Santa Barbara hotel project.
The Santa Barbara Planning Commission wants the 250-room hotel project proposed for 101 Garden St. to include housing. Credit: Cearnal Collective rendering

No housing, no hotel.

The Santa Barbara Planning Commission gave little support this week to a proposed 250-room hotel at 101 Garden St. because it did not include housing.

“What is clear is that there is no specific benefit to the community, to the residents, to the people who really live here, and that’s of grave concern to me,” Planning Commissioner Devon Wardlow said. “I have real concerns about this project.”

The Wright family has proposed merging six lots to build 250 hotel rooms, along with a library, a bar, a lounge, a 208-square-foot market, a media salon, meeting rooms, a living room, a breakfast area, outdoor seating areas with a spa, a courtyard with a pool and a spa, a fitness room, and a 7,500-square-foot roof deck.

The project also includes 267 vehicle parking spaces, 46 bicycle parking spaces and eight bicycle rental parking spaces for guests.

The project has been in the works since at least 2008, when the Wright family proposed 91 residential condominiums, of which 20 would be affordable, but they withdrew that project because they discovered it would not be profitable.

Then, in 2019, a new hotel project went before the Planning Commission and received mostly favorable comments during a concept review.

The city approved a Cabrillo Plaza Specific Plan in 1983, which allowed for both hotel and housing uses.

The commissioners, however, stressed that things have changed.

“In 2019, the world was a different place,” Wardlow said. “Things are very different. So the idea that in 2019, the Planning Commission sat here and said this use was OK, I think that after COVID, given the massive housing crisis that we are in, we are in a different place today.”

Sean Gilbert, representing the developer, said the plan was to build a hotel and that reducing units and adding housing could be problematic.

“If we were to walk away from this as a 250-key hotel, even if you came to us and said we want a hotel, but we want 200 hotel rooms and 50 affordable housing, I can tell you the deal will probably fall apart,” Gilbert said.

The project’s architect, Brian Cearnal of the Cearnal Collective, displayed a rare moment of public frustration with the commissioners over their lack of support for the hotel project.

“If an applicant can’t rely on a specific plan, then what the hell are we asking specific plans for?” said Cearnal, one of Santa Barbara’s most prominent architects.

He noted that the Wright family donated land so that Garden Street could extend from Yanonali Street to the Cabrillo Boulevard, a contribution that in today’s dollars would equate to $10.8 million.

Cearnal was offended by the suggestion that the developers do a “housing analysis” to see how 250 hotels impact the housing crisis in Santa Barbara.

“I don’t know how we do a housing analysis,” Cearnal said. “How the heck do I determine what 250 hotel rooms, what that impact is on the housing stock of Santa Barbara? You tell me.
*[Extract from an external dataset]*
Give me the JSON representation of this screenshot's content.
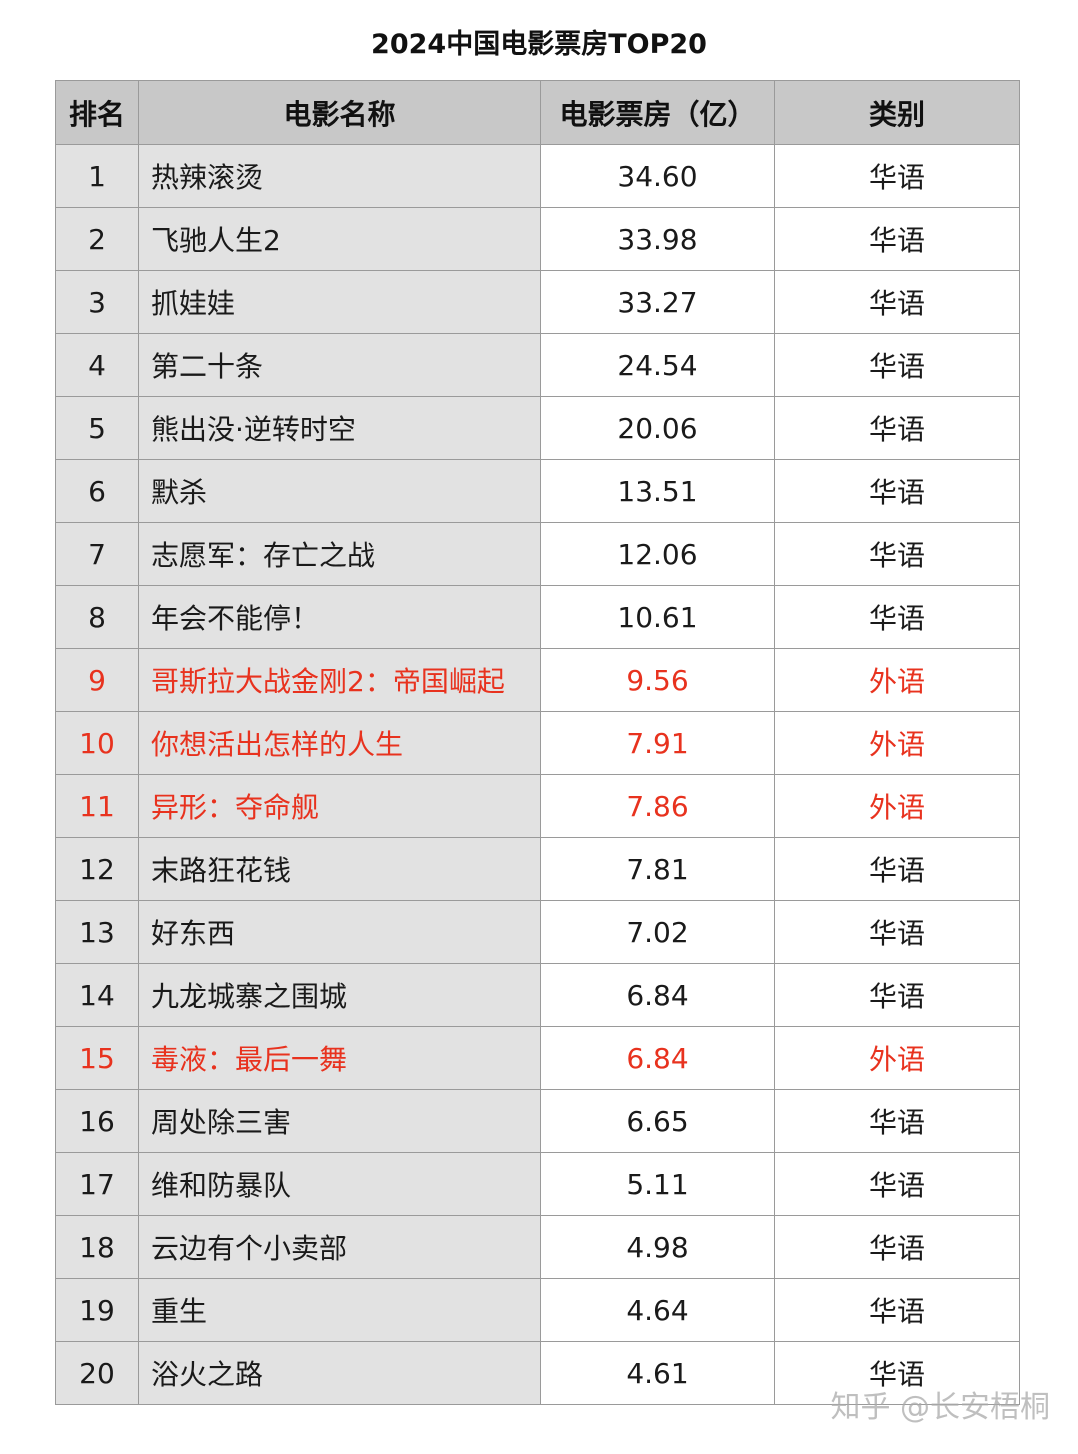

Who’s going to do that, and how long do you think that is going to take, and how much do you think that is going to cost?”

Cearnal said that with the instability of banks, it isn’t even clear whether Gilbert can get financing for the project right now. Delays would only worsen the situation.

Gilbert said “the uncertainty would kill this deal.”

Wardlow and other commissioners pushed Gilbert to consider, at a minimum, employee housing, open up the proposed market to the community. Later in the meeting, he indicated employee housing was worth considering, as well as donating to a housing fund.

Site of Santa Barbara hotel project.
Story poles show the site and proposed height of the hotel project in Santa Barbara. Credit: Joshua Molina / Noozhawk photo

Rather than an outright denial, the commissioners voted 6-0 to “continue” the project, to give the developers time to study employee housing, do outreach to the neighborhood, and work with existing tenants on the site. Cearnal indicated that any employee housing would have to go on a third story, which would increase the height of the building about 45 feet.

The developers plan to return to the commission in about 60 days.

Planning Commissioner Sheila Lodge said she was “conflicted” about the situation.

“There’s no way it’s not going to have an adverse effect on the housing situation,” Lodge said. “

But she added that the specific plan allows for a hotel and the understanding in the early 1980s was that the Wright family could build a hotel at the site.

“It doesn’t seem quite right to say at this point, ‘Sorry,'” Lodge said.